As correspondent Bob Simon notes, the IAF represents the elite of the Israeli military. Only the best recruits enter the service's pilot training program and among that group, only 1 in 40 winds up in a fighter cockpit. Against foes pursuing nuclear arms, the IAF remains the nation's first line of defense. As one IAF base commander told Mr. Simon bluntly, "The first war we lose, Israel ceases to exist."
While the IAF remains the premiere Air Force in the Middle East (and perhaps the best in the world), the service's reputation was tarnished a bit in the 2006 war with Hizballah. Despite flying thousands of sorties, Israeli pilots were unable to slow the barrage of terrorist rockets that fell on northern Israel.
In fairness, the "failure" of the IAF was actually a failure of strategy; Israeli officials (including then-Chief of Staff Lt Gen Dan Halutz) put too much stock in airpower, without the necessary--and concurrent--ground effort needed to clear terrorist sanctuaries in southern Lebanon. The IAF was successful in targeting long-range rockets that threatened major Israeli cities, eliminating them, in some cases, just hours after they reached the battlefield.

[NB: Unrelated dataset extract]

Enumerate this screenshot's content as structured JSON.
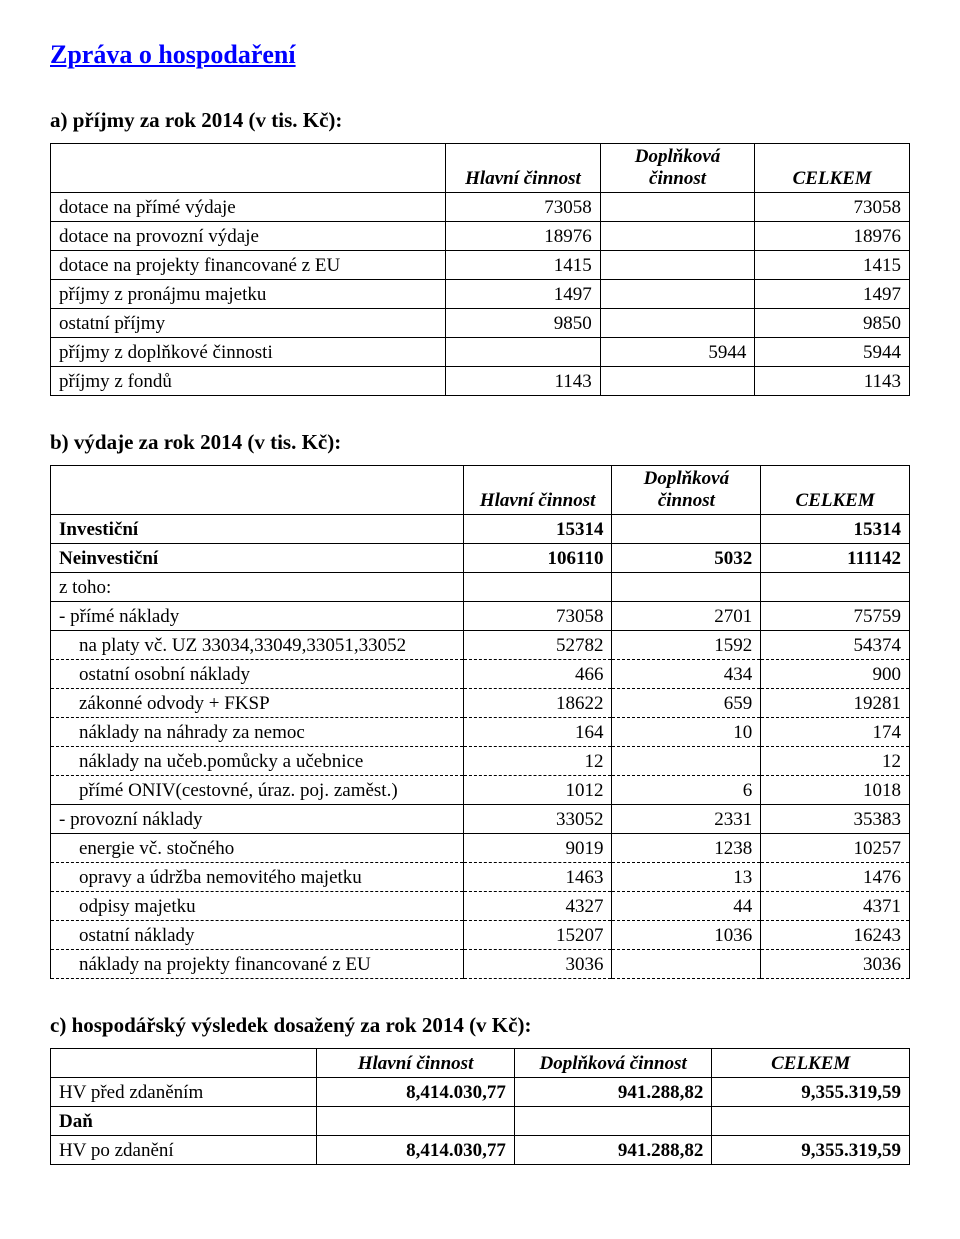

A war with Iran would pose different, but equally difficult challenges. Veterans of the 1981 strike against Iraq's nuclear reactor were interviewed for the segment, and note that Tehran's program is widely dispersed, with multiple targets and aim points:
Zeev Raz, the commander of that mission, compares the situations. "We had one point to destroy. They have many points, many of them deep under the mountains…underground and it’s a much more complicated problem [than in] 1981," he tells Simon. "I really hope it will be solved another way. There is only one thing worse than the Israel air force having to do it - Iran having a nuclear bomb," says Raz.
We've analyzed the operational issues associated with an Israeli airstrike on several occasions, including this post from two years ago. Armchair analysts often look at such factors as the number of F-15Is or F-16Is that Israel could muster for the raid, and the types of weaponry they might carry.
Obviously, those are key considerations. But the "long pole" in the tent for a 2,000-mile round-trip mission is actually Israel's air refueling fleet. The IAF has 5-7 KC-707 tankers, with enough off-load capability for about two dozen fighters, striking at least three separate facilities. Given those realities, the margin for error decreases both suddenly, and dramatically.
We're not sure if the 60 Minutes report will cover those areas, but they certainly influence Israel's strategic calculus. The IAF is certainly ready for any mission, including a strike on Iran. But taking out all the critical elements of Iran's nuclear program, on a single mission, would require all of the skill and courage that the IAF is famous for.
It's an tremendous challenge. But, as Israel's enemies have learned on countless occasions, it's unwise to bet against the IAF.